If you know the answer, you're among the few who do - and that's the tragedy of archery in India.
With six World Cup medals, including two golds, in both individual and team events since 2014, Abhishek (27) has made his mark on the international circuit. In the two World Cup stages held so far this year, Abhishek has already won two medals - a gold in the men's team event in Shanghai and a bronze in the mixed team event in Antalya.
Two years ago he became the first Indian man to win an individual silver medal in the World Cup Final - considered the biggest event in archery. However, the win that remains closest to his heart is an individual gold he won the same year at the World Cup stage three in Wroclaw, Poland. "That was the best day of my life. It was Independence Day (August 15), I clearly remember. When I won, and the national anthem played in the background, I felt all my hard work had been worth it. It was a magical feeling. Even the Prime Minister tweeted about it," he says.
However, despite all his achievements, he's almost an unknown at home, as is his sport. "Whenever I win a medal, the attention that is given to me or my teammates is limited to 2-3 days.

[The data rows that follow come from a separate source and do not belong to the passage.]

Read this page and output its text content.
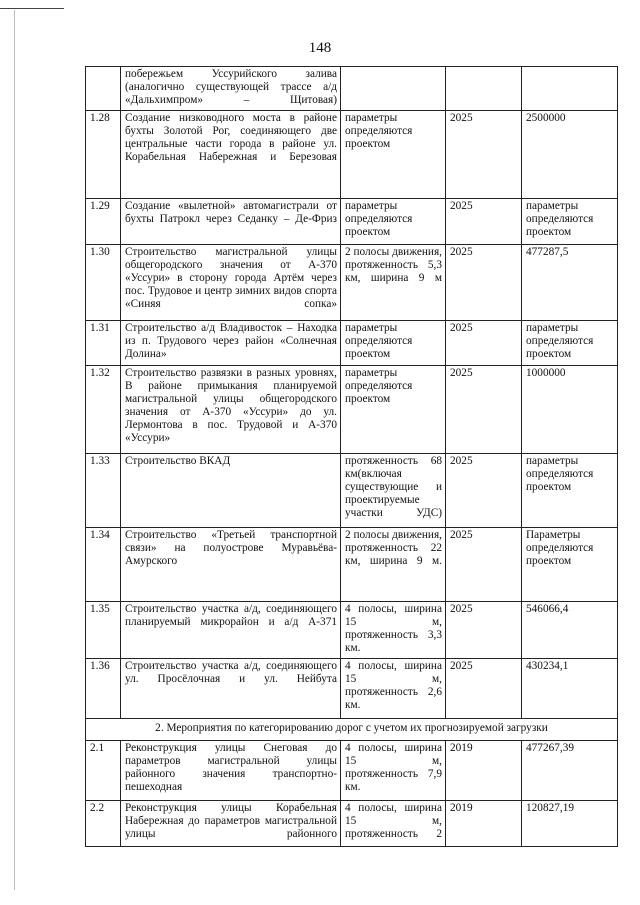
148
	побережьем Уссурийского залива (аналогично существующей трассе а/д «Дальхимпром» – Щитовая)			
1.28	Создание низководного моста в районе бухты Золотой Рог, соединяющего две центральные части города в районе ул. Корабельная Набережная и Березовая	параметры определяются проектом	2025	2500000
1.29	Создание «вылетной» автомагистрали от бухты Патрокл через Седанку – Де-Фриз	параметры определяются проектом	2025	параметры определяются проектом
1.30	Строительство магистральной улицы общегородского значения от А-370 «Уссури» в сторону города Артём через пос. Трудовое и центр зимних видов спорта «Синяя сопка»	2 полосы движения, протяженность 5,3 км, ширина 9 м	2025	477287,5
1.31	Строительство а/д Владивосток – Находка из п. Трудового через район «Солнечная Долина»	параметры определяются проектом	2025	параметры определяются проектом
1.32	Строительство развязки в разных уровнях, В районе примыкания планируемой магистральной улицы общегородского значения от А-370 «Уссури» до ул. Лермонтова в пос. Трудовой и А-370 «Уссури»	параметры определяются проектом	2025	1000000
1.33	Строительство ВКАД	протяженность 68 км(включая существующие и проектируемые участки УДС)	2025	параметры определяются проектом
1.34	Строительство «Третьей транспортной связи» на полуострове Муравьёва-Амурского	2 полосы движения, протяженность 22 км, ширина 9 м.	2025	Параметры определяются проектом
1.35	Строительство участка а/д, соединяющего планируемый микрорайон и а/д А-371	4 полосы, ширина 15 м, протяженность 3,3 км.	2025	546066,4
1.36	Строительство участка а/д, соединяющего ул. Просёлочная и ул. Нейбута	4 полосы, ширина 15 м, протяженность 2,6 км.	2025	430234,1
2. Мероприятия по категорированию дорог с учетом их прогнозируемой загрузки				
2.1	Реконструкция улицы Снеговая до параметров магистральной улицы районного значения транспортно-пешеходная	4 полосы, ширина 15 м, протяженность 7,9 км.	2019	477267,39
2.2	Реконструкция улицы Корабельная Набережная до параметров магистральной улицы районного	4 полосы, ширина 15 м, протяженность 2	2019	120827,19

After that, everyone disappears. My sport is not that popular, I agree, but people need to realise that a medal is a medal, a World Cup win is a World Cup win, irrespective of what sport it may be in," he says. "Our country is obsessed with the Olympics. They need to realise how big a World Cup or World Championship win can be. It's unfair to a certain extent."

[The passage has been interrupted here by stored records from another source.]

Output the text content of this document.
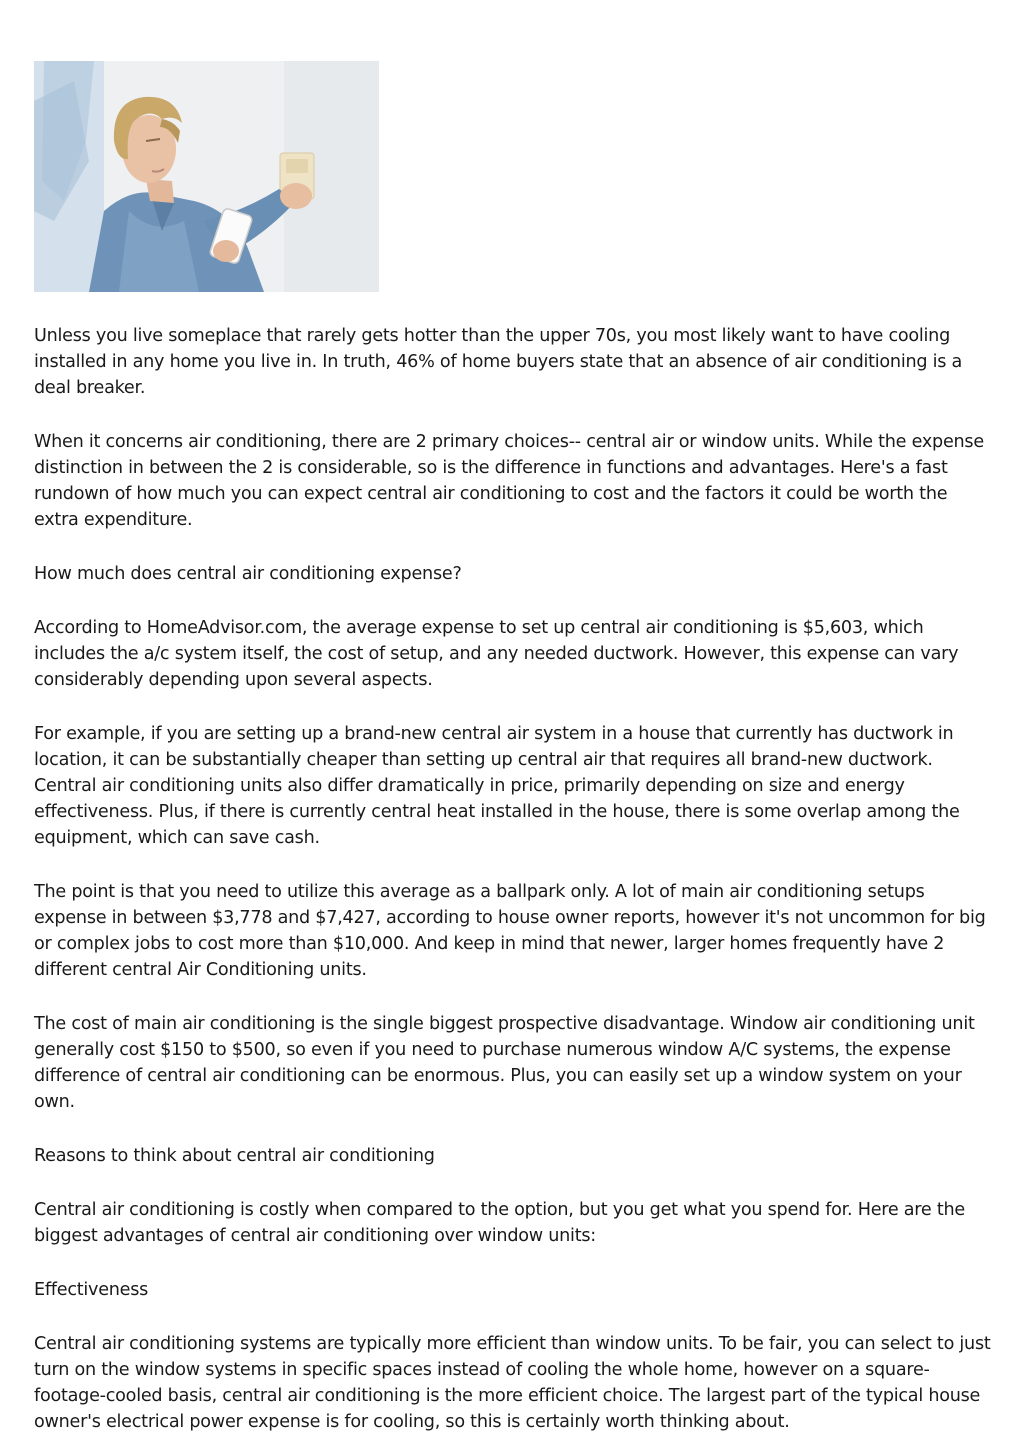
Unless you live someplace that rarely gets hotter than the upper 70s, you most likely want to have cooling installed in any home you live in. In truth, 46% of home buyers state that an absence of air conditioning is a deal breaker.

When it concerns air conditioning, there are 2 primary choices-- central air or window units. While the expense distinction in between the 2 is considerable, so is the difference in functions and advantages. Here's a fast rundown of how much you can expect central air conditioning to cost and the factors it could be worth the extra expenditure.

How much does central air conditioning expense?

According to HomeAdvisor.com, the average expense to set up central air conditioning is $5,603, which includes the a/c system itself, the cost of setup, and any needed ductwork. However, this expense can vary considerably depending upon several aspects.

For example, if you are setting up a brand-new central air system in a house that currently has ductwork in location, it can be substantially cheaper than setting up central air that requires all brand-new ductwork. Central air conditioning units also differ dramatically in price, primarily depending on size and energy effectiveness. Plus, if there is currently central heat installed in the house, there is some overlap among the equipment, which can save cash.

The point is that you need to utilize this average as a ballpark only. A lot of main air conditioning setups expense in between $3,778 and $7,427, according to house owner reports, however it's not uncommon for big or complex jobs to cost more than $10,000. And keep in mind that newer, larger homes frequently have 2 different central Air Conditioning units.

The cost of main air conditioning is the single biggest prospective disadvantage. Window air conditioning unit generally cost $150 to $500, so even if you need to purchase numerous window A/C systems, the expense difference of central air conditioning can be enormous. Plus, you can easily set up a window system on your own.

Reasons to think about central air conditioning

Central air conditioning is costly when compared to the option, but you get what you spend for. Here are the biggest advantages of central air conditioning over window units:

Effectiveness

Central air conditioning systems are typically more efficient than window units. To be fair, you can select to just turn on the window systems in specific spaces instead of cooling the whole home, however on a square-footage-cooled basis, central air conditioning is the more efficient choice. The largest part of the typical house owner's electrical power expense is for cooling, so this is certainly worth thinking about.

Abhishek represents India in the Compound event for the national team - an event that is not included in the Olympics, a reason, Abhishek feels, because of which the acknowledgement of his wins has been limited. His teammates - Deepika Kumari, Atanu Das and Bombayla Devi - relatively better-known archers in the country, compete in the Recurve event, which is a part of the Olympics.

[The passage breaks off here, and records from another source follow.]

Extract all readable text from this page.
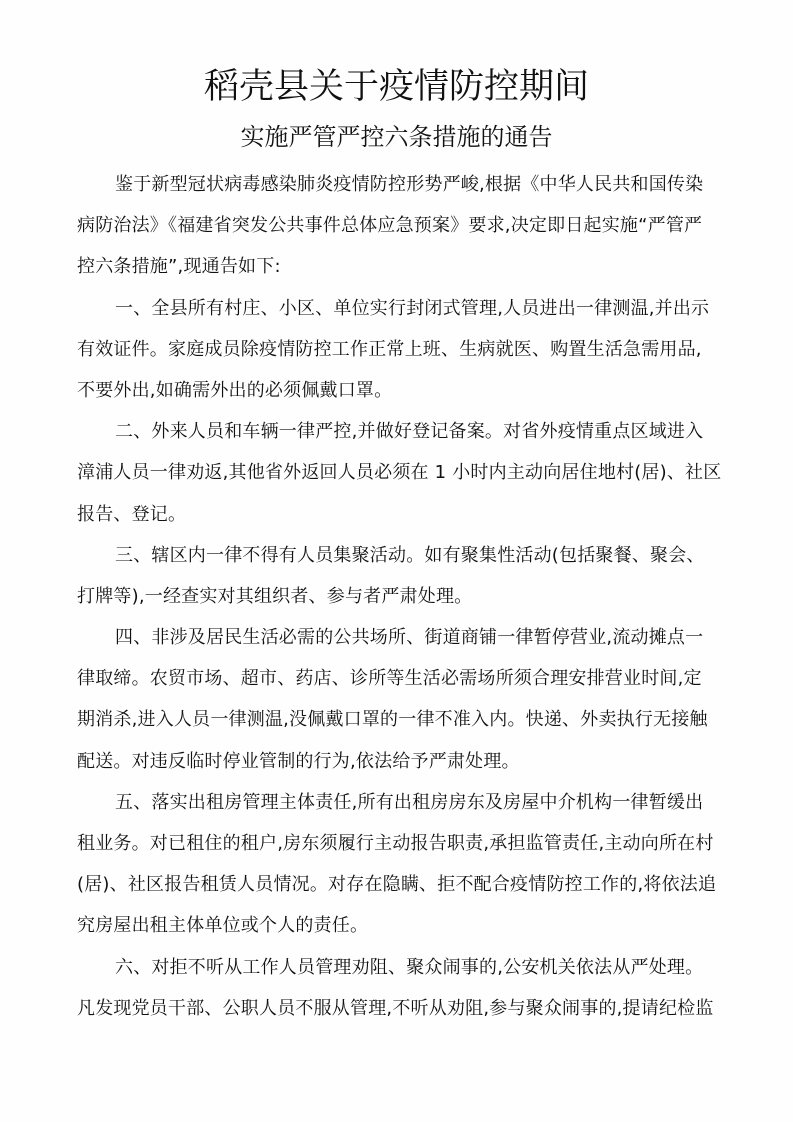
稻壳县关于疫情防控期间
实施严管严控六条措施的通告
鉴于新型冠状病毒感染肺炎疫情防控形势严峻,根据《中华人民共和国传染
病防治法》《福建省突发公共事件总体应急预案》要求,决定即日起实施“严管严
控六条措施”,现通告如下:
一、全县所有村庄、小区、单位实行封闭式管理,人员进出一律测温,并出示
有效证件。家庭成员除疫情防控工作正常上班、生病就医、购置生活急需用品,
不要外出,如确需外出的必须佩戴口罩。
二、外来人员和车辆一律严控,并做好登记备案。对省外疫情重点区域进入
漳浦人员一律劝返,其他省外返回人员必须在 1 小时内主动向居住地村(居)、社区
报告、登记。
三、辖区内一律不得有人员集聚活动。如有聚集性活动(包括聚餐、聚会、
打牌等),一经查实对其组织者、参与者严肃处理。
四、非涉及居民生活必需的公共场所、街道商铺一律暂停营业,流动摊点一
律取缔。农贸市场、超市、药店、诊所等生活必需场所须合理安排营业时间,定
期消杀,进入人员一律测温,没佩戴口罩的一律不准入内。快递、外卖执行无接触
配送。对违反临时停业管制的行为,依法给予严肃处理。
五、落实出租房管理主体责任,所有出租房房东及房屋中介机构一律暂缓出
租业务。对已租住的租户,房东须履行主动报告职责,承担监管责任,主动向所在村
(居)、社区报告租赁人员情况。对存在隐瞒、拒不配合疫情防控工作的,将依法追
究房屋出租主体单位或个人的责任。
六、对拒不听从工作人员管理劝阻、聚众闹事的,公安机关依法从严处理。
凡发现党员干部、公职人员不服从管理,不听从劝阻,参与聚众闹事的,提请纪检监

In compound archery, the target is set 50m away, as opposed to recurve where the target is set 70m away. The target is 80 cm in diameter in compound, with 10 rings having a diameter of 8 cm each. In international competitions, compound targets only include the yellow, red and blue rings. Archers get a score of 10 for the innermost yellow ring and 1 for the outermost ring.
"We have won medals in every possible event other than the Olympics," he says. "The Compound team has been very consistent. It's not even our fault that our event is not a part of it. We are giving our best too. The day both events are given equal priority, we can do better for the sport as a whole, collectively."
Born and brought up in Delhi, in a family of goldsmiths, Abhishek found his calling in archery way back in 2003. "I saw a couple of my seniors play the sport back in school, and I was immediately intrigued. I wanted to learn more about it." A year later, the then 14-year-old Abhishek set a national sub-junior record in his event - a record yet to be broken. "That's when I knew I needed to pursue the sport for the rest of my life," he says.
Ever since, Abhishek, a part of the Income Tax department, dedicated his life to the needs of his sport. Luckily in his case, his family supported him throughout. "Whatever I've done is all through and for the sport. Not everything about financial gains, right? Satisfaction too is important, and thankfully my family understands and fully supports that."
Ask him what he does in his free time, and he laughs. "I love travelling. I am a complete masti-khor (fun-loving) and whenever I find some time, I drag my family out for a quick trip. Be it a chaar-dhaam yatra (a visit to four pilgrimages in the Indian Himalayas as per the Hindu culture) for my mother or a Euro trip with my wife, I have done it all in my free time."
He gives a lot of credit to his coach, Mr. Lokesh Pal Chand, for whatever he has become today. "He has trained me since I was 14. I have learnt everything from him, and he too has never left my side. Having a good coach, along with discipline and practice, helps in making an athlete consistent."
However, the consistency too has come after several internal struggles. "Compound didn't have too many takers in the international scene even about four years ago. We used to have just one or two events in a year back then. But with the regularity of medals and the consistency in our performances, we've reached a stage where we have a lot more to do. We are fighting everyday to give a good future to our successors."
So how will they ensure that better future? "We have an unsaid agreement among ourselves that we will fight, and win as many medals as possible for the country. Itne medals laayenge ki country toh kya Olympics tak notice karenge (We will bring so many medals that not just the country, even the Olympics will notice us," he says.